“In Defense of Memorization”

Mark Bauerlein, in his article on Poetry Out Loud, has a link to an article by Michael Knox Beran, “In Defense of Memorization,” City Journal (Summer 2004), a conservative quarterly.

In the process of giving the reader a broad overview of the antiquity of memorization and its importance for historical figures like Augustine and Shakespeare, Beran makes some grandiose claims about the benefits of memorizing great literary and historical texts, and defends memorization against attacks by “progressive” educators, whose position he sums up in this wise:

Kids, in other words, should be free to do as they please; the teacher, in the role of “guide on the side” rather than “sage on the stage,” should cater to their whims; anything else is galley slavery. For progressive educators, to require students to recite “Daffodils” or memorize the Gettysburg Address is a relic of a “drill and kill” culture that inhibits the development of the self and is the educational equivalent of a chain gang.

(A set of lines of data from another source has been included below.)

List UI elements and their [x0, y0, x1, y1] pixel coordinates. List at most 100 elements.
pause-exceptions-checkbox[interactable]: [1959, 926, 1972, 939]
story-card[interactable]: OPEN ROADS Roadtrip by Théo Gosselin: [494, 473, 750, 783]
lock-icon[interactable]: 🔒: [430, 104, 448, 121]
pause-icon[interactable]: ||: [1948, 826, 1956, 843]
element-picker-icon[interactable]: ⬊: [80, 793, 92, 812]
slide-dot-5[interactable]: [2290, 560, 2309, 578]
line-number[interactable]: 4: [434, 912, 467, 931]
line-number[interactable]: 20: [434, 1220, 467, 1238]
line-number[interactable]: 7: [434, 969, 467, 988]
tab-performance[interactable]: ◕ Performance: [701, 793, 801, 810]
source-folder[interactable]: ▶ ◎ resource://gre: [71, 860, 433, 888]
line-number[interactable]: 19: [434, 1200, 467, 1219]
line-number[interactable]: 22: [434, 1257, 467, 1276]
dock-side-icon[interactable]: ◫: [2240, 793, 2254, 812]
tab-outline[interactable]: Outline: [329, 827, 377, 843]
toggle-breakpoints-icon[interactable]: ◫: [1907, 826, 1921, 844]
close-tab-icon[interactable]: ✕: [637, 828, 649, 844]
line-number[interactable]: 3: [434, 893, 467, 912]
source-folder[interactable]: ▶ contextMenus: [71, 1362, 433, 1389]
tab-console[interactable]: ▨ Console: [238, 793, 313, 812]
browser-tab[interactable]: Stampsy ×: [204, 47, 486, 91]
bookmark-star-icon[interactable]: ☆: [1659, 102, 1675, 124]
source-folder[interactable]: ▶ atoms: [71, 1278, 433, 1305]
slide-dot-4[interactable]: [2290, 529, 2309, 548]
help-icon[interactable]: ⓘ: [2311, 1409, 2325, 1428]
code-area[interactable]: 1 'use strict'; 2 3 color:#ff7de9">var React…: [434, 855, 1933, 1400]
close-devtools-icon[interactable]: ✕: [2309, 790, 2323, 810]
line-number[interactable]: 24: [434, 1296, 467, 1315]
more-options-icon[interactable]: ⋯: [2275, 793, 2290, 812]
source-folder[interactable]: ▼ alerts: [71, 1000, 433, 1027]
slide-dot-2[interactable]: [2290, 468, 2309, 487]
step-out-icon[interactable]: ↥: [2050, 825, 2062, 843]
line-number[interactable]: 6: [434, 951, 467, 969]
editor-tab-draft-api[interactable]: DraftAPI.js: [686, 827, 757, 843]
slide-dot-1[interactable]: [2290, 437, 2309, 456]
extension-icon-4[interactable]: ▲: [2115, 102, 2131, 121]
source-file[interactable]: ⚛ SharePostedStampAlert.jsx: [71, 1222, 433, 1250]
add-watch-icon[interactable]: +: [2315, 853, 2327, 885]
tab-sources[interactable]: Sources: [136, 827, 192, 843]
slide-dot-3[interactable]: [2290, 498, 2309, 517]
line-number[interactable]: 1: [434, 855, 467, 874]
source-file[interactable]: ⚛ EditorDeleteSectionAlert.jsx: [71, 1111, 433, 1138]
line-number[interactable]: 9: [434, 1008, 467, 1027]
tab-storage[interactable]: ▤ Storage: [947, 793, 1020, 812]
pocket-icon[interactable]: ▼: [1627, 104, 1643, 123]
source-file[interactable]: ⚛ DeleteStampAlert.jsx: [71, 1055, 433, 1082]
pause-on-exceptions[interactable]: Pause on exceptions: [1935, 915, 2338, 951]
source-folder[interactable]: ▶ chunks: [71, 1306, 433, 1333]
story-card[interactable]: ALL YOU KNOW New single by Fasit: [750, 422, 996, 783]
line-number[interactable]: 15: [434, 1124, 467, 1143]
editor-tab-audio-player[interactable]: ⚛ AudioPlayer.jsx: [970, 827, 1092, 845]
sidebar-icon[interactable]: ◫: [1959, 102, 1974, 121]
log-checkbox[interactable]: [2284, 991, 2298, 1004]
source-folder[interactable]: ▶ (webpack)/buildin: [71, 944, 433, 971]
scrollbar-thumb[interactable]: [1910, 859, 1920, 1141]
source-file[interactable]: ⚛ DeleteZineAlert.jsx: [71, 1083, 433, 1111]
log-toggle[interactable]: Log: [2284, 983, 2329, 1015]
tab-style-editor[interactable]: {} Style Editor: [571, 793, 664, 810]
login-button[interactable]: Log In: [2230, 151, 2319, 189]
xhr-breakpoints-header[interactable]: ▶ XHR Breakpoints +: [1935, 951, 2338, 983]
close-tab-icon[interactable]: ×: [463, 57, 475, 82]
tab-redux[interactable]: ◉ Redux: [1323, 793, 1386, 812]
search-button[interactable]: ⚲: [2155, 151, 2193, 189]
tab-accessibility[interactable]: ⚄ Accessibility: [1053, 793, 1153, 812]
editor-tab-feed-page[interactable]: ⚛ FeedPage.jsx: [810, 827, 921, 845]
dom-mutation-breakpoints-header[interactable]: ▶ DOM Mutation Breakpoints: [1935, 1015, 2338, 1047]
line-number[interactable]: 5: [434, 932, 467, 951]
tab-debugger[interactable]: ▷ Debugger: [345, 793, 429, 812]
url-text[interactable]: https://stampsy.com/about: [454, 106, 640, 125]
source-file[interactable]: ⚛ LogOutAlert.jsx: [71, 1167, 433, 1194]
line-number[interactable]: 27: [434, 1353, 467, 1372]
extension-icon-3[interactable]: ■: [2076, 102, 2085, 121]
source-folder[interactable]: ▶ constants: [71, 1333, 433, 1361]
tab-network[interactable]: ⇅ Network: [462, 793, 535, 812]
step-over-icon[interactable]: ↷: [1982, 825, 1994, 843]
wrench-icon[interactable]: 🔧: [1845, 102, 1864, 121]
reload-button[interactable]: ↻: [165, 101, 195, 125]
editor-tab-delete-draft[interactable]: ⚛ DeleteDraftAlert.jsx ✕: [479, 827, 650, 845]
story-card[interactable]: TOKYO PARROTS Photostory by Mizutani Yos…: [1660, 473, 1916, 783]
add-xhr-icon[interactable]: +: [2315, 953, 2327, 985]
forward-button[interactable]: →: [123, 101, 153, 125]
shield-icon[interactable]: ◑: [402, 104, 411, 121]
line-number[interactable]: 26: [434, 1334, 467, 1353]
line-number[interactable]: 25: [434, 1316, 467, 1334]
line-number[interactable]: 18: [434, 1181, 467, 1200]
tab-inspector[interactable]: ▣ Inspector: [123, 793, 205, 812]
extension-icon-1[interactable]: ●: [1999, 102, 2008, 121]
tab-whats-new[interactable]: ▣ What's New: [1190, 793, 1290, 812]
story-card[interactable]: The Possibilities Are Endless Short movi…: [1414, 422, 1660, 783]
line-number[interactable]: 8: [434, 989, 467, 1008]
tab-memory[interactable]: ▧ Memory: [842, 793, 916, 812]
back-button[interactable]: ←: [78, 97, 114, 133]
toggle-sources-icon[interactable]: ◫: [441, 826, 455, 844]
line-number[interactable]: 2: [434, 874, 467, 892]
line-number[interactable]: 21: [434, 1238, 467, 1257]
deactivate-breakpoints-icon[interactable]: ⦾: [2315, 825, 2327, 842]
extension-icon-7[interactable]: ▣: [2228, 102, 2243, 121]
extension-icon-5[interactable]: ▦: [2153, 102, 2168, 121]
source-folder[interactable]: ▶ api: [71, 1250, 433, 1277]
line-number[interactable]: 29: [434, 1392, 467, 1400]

In response to these educators, Beran argues that memorization, rather than being enslaving, is, on the contrary, liberating:

But the progressives’ educational philosophy is only superficially a philosophy of liberty. The progressive exercises in “guided fantasy” and “sensitivity training” that have replaced memorization and recitation do little to free kids’ selves. The older techniques, by contrast, are genuinely liberating. They build up in the child a more powerful mental instrument, one that will allow him, in later life, to make good use of his freedom. They cultivate those critical powers that enable an educated adult to question authority intelligently. The older techniques also unlock doors in the interior world of the soul. Classic poetry and rhetoric give kids a language, at once subtle and copious, in which to articulate their own thoughts, perceptions, and inchoate feelings. They help awaken what was previously dormant, actualize what was before only potential, and so enable the young person to fulfill the injunction of Pindar: “Become what you are.”

I think Beran’s view of the merits of memorization is as dogmatic as his depiction of views on memorization held by “progressive” educators. Memorization as a good in and of itself is as simplistic a belief as the belief that memorization per se is pernicious. Memorization combined with recitation is a way of both absorbing the content and interpreting the meaning of a text, by having to determine how it is to be read in order to render its meanings, an act with is both analytical and creative. Memorization alone will not develop critical faculties, just as creative faculties cannot develop in a void, apart from the texts that comprise our cultures and our pasts.

2 Responses to ““In Defense of Memorization””

  1. Moodz4Modernz Says:

    When I was in grade school we were required to memorize poetry. To this day I can still recite Rudyard Kipling’s If.

  2. Jason Says:

    And did it make you a more informed citizen, as Beran hopes?